I am working on the following exercise from Dummit and Foote and I just want to make sure my logic is correct: Let $H,K$ be subgroups of $G$. Prove that $H \cup K$ is a subgroup iff $H\subseteq K$ or $K \subseteq H.$
I am attempting to prove that if $H\neq K$ and $H\subset K,$ then $K\subset H.$ By the logic given in the title, will this prove the forward implication of the exercise (I have already proven the converse)? I don't know anything about manipulating logical statements in the propositional calculus, so I wanted to make sure my intuition is correct.

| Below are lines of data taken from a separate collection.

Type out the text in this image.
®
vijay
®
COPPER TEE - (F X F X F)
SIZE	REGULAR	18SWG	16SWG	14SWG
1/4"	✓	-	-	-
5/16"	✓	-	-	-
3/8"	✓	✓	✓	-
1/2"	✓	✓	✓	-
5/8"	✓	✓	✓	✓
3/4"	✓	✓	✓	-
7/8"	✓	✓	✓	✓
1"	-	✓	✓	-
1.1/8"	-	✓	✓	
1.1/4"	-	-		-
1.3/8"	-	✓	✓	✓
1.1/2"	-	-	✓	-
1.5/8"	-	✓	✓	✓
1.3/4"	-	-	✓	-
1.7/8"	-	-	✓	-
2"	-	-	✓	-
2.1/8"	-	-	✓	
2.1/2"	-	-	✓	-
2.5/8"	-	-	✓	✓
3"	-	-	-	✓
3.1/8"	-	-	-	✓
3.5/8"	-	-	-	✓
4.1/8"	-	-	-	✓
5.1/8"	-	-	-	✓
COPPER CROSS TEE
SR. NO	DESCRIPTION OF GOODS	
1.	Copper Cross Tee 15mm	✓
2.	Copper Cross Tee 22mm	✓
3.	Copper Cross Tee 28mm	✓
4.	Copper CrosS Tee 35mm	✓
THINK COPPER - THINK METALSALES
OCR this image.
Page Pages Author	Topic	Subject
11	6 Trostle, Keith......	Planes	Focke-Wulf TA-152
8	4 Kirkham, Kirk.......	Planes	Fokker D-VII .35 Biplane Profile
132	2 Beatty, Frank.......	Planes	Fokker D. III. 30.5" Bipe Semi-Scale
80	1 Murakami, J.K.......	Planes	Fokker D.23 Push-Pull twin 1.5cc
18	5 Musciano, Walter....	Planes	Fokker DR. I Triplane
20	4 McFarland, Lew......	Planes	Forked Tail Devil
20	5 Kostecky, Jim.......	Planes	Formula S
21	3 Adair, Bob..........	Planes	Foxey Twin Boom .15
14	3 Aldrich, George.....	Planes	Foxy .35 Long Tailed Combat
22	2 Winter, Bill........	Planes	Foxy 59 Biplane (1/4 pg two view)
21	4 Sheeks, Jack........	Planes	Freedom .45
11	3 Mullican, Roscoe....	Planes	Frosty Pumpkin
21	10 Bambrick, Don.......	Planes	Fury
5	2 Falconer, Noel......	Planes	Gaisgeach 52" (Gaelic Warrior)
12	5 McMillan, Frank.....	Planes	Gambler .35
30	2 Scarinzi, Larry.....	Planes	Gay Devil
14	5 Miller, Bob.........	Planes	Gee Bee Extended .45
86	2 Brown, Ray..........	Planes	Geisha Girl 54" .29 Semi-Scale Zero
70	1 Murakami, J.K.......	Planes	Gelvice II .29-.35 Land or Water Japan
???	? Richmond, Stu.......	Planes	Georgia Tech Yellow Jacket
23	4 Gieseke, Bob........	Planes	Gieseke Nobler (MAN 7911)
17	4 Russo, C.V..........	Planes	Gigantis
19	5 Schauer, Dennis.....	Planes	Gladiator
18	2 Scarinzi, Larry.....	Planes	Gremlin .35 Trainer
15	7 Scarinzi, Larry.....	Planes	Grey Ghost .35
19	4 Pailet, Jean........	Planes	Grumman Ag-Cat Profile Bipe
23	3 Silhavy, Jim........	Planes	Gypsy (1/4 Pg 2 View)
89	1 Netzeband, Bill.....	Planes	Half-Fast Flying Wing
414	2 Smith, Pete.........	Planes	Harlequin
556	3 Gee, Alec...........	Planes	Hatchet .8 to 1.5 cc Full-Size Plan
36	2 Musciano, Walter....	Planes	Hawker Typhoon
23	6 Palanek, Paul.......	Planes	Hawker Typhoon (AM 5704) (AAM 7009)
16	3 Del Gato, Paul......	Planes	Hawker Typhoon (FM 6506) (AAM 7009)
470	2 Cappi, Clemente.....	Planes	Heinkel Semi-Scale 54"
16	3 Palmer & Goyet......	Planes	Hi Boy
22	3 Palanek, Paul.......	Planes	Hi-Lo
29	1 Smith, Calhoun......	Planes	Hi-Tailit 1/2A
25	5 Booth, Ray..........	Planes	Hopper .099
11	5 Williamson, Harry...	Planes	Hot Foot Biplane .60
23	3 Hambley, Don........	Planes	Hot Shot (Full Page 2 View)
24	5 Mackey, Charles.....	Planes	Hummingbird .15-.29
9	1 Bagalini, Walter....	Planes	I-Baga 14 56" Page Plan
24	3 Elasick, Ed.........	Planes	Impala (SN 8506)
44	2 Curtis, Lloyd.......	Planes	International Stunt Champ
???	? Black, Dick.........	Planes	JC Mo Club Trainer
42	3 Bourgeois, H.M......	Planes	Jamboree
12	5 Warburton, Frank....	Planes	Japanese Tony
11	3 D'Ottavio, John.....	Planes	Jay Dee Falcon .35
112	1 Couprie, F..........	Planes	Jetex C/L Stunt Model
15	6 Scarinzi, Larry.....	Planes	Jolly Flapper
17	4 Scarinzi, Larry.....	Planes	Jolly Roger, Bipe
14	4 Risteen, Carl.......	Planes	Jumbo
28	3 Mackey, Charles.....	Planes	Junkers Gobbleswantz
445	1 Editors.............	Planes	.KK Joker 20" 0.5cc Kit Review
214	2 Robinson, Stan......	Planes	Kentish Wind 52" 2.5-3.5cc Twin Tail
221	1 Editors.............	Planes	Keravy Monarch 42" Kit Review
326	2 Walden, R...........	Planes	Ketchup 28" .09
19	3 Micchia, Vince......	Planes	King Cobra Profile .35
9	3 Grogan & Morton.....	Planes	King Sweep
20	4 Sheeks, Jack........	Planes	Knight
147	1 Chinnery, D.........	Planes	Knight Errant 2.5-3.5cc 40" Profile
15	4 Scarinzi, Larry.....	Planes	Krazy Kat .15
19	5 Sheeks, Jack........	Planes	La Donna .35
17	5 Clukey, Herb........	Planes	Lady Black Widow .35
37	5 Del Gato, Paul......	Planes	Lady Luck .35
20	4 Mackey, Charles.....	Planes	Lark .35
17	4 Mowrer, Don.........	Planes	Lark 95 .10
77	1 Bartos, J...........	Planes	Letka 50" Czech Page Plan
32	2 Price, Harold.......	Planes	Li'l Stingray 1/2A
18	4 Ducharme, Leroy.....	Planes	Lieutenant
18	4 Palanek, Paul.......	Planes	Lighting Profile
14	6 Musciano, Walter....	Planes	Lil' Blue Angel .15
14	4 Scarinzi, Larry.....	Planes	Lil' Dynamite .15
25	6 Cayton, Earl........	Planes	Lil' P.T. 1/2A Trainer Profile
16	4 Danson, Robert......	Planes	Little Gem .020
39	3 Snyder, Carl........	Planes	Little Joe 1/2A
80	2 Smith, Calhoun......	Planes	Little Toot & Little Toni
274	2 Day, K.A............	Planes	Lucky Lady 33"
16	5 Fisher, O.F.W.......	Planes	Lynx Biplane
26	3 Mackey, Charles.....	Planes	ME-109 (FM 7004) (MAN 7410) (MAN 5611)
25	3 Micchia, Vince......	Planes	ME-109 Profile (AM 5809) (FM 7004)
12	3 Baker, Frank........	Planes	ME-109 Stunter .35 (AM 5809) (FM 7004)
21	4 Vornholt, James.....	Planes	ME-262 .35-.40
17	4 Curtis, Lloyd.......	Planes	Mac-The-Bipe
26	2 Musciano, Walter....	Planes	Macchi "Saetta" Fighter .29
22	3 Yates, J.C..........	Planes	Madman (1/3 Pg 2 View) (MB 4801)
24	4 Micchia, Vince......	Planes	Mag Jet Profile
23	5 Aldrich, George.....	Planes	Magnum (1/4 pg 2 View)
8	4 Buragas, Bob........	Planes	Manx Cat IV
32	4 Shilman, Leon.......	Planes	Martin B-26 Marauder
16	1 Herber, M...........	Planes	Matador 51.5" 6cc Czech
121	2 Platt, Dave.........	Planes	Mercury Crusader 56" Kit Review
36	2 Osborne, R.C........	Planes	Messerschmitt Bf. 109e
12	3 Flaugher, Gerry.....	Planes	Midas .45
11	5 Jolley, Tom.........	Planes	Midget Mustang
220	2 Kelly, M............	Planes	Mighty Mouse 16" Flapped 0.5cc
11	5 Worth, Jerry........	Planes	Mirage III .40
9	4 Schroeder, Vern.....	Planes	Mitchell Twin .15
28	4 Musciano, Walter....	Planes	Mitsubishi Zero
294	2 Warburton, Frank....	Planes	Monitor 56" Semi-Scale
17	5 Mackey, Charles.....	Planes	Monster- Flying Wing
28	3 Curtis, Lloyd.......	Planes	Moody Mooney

With respect to the original question, we can first assume p. Then deduce the right side of the longest conjunction. Then apply the definition (x$\rightarrow$y) defined as ($\lnot$x $\lor$ y). So we have ($\lnot$($\lnot$a$\land$$\lnot$b$\land$p) $\lor$c). If we assume c, then ((a$\lor$b)$\lor$c). If we assume ($\lnot$($\lnot$a$\land$$\lnot$b$\land$p)), then (a$\lor$b$\lor$$\lnot$p). If we assume $\lnot$p, then we have a contradiction, so ((a$\lor$b)$\lor$c) follows. If we assume (a$\lor$b), then ((a$\lor$b)$\lor$c) follows. In either case, ((a$\lor$b)$\lor$c) follows. In either case, ((a$\lor$b)$\lor$c) follows.
So, yes, your intuition is correct.